Critta Hemings Bowles (1769-1850)[1] was the daughter of Jefferson's slave Betty Hemings and sister of Sally Hemings. Her nephew Madison Hemings said her father was John Wayles, Jefferson's father-in-law. She lived at Monticello from about 1775 until 1827.

Critta Hemings seems to have been a house maid. In 1793, when she was living in the stone workmen's house (now known as the Weaver's Cottage), Jefferson gave orders for her to move out of that building to "the nearest" of the new log cabins on Mulberry Row, "as oftenest wanted about the house." In 1802, Jefferson's builder wrote that "the floors in the plastered rooms ought to be washed out as Critta is gone there is no person to undertake it."

Critta was absent in Chesterfield County, living temporarily with Jefferson's daughter Maria, who had borrowed her as nurse to her infant son, Francis Wayles Eppes. It was Eppes, twenty-five years later, who bought Critta's freedom for fifty dollars. The manumission deed referred to "Critty, sometimes called Critty Bowles, the wife of Zachariah Bowles, a free man of colour" living in Albemarle County.

The only references to Zachariah Bowles in Jefferson's records are in the accounts of his steward, Nicholas Lewis. In 1790 and 1791 Bowles was paid for occasional labor in the harvest and in raising a barn. He owned his own farm of 96 acres north of Charlottesville and left a life interest in it to his wife at his death in 1835.[2] At this time, they had living with them Martha Ann Colbert, a slave belonging to Jefferson's grandson Meriwether Lewis Randolph. She may have been the daughter of Jefferson's butler Burwell Colbert. Critta's own will, in 1847, made provision for Martha, calling her "a female slave, raised by me."

Critta Hemings Bowles had one son, James, born in 1787. He worked as a carpenter at Monticello until he ran away about 1804. Jefferson tried to persuade him to return, apparently without success. He was probably one of several cases of light-skinned slaves that were allowed to run away.
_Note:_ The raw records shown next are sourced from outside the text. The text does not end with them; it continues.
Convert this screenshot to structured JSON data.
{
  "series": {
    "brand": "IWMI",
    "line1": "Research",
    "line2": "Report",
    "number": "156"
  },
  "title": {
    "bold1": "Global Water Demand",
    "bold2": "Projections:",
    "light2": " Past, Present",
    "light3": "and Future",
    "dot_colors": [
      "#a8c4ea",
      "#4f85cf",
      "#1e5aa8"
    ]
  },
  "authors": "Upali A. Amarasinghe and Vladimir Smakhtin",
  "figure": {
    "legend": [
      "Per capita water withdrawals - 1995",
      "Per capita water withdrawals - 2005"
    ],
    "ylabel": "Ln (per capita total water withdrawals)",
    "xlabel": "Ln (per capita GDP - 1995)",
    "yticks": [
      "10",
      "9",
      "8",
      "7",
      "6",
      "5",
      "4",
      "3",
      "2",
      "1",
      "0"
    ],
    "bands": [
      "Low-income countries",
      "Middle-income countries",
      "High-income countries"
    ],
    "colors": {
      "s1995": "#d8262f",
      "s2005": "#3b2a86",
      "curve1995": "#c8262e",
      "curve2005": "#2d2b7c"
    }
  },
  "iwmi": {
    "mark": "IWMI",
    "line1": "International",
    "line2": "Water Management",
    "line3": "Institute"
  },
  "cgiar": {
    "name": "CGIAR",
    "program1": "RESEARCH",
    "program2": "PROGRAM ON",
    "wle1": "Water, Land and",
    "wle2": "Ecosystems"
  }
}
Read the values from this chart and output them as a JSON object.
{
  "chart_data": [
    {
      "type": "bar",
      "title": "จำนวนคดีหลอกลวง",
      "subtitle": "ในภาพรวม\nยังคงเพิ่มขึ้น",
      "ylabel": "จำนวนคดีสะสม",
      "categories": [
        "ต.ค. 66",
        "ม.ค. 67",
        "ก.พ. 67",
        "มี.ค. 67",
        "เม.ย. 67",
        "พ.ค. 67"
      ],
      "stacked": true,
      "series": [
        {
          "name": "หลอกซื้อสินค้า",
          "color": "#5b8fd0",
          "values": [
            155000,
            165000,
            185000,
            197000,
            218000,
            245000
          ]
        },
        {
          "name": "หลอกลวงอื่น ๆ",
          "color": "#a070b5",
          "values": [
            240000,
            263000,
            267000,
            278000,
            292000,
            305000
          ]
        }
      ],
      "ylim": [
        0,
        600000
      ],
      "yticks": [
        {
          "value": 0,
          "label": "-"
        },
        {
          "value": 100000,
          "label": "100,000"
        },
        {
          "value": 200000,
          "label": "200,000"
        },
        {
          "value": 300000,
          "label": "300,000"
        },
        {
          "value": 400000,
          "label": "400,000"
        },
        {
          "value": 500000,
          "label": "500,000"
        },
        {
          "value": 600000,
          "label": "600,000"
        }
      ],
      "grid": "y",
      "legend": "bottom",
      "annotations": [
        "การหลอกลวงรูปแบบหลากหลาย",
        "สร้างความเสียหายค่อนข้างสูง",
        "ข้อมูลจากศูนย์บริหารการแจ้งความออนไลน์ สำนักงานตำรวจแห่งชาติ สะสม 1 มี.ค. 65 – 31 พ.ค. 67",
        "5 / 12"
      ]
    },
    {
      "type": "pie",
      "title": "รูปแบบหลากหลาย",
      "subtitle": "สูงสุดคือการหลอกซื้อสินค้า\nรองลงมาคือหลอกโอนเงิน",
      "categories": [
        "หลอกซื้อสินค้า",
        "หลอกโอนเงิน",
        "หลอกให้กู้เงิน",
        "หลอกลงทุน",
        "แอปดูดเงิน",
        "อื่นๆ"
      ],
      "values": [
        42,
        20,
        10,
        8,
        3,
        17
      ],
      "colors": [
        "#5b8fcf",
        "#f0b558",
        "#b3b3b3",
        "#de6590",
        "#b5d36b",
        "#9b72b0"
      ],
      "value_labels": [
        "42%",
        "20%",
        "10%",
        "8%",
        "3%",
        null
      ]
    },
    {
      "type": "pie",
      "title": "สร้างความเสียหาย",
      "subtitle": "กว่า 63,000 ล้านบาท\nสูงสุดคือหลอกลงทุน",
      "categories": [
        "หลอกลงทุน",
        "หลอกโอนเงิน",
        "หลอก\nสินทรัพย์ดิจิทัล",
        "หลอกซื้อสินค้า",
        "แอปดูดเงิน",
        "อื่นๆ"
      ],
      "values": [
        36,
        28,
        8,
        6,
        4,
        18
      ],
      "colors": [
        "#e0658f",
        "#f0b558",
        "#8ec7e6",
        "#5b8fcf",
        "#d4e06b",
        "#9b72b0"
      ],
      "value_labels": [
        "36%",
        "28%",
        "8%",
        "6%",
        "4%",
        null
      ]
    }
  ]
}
He made a brief reappearance at Monticello in 1815, when Jefferson noted paying him for finding a missing piece of one of his scientific instruments. Critta died in 1850 at the age of 81.

Footnotes

1. This article is based on Lucia Stanton, Monticello Research Report, 1993.

2. Zachariah Bowles's will mentioned his sister Patsy Butler and his nephews Peter and Stephen Bowles.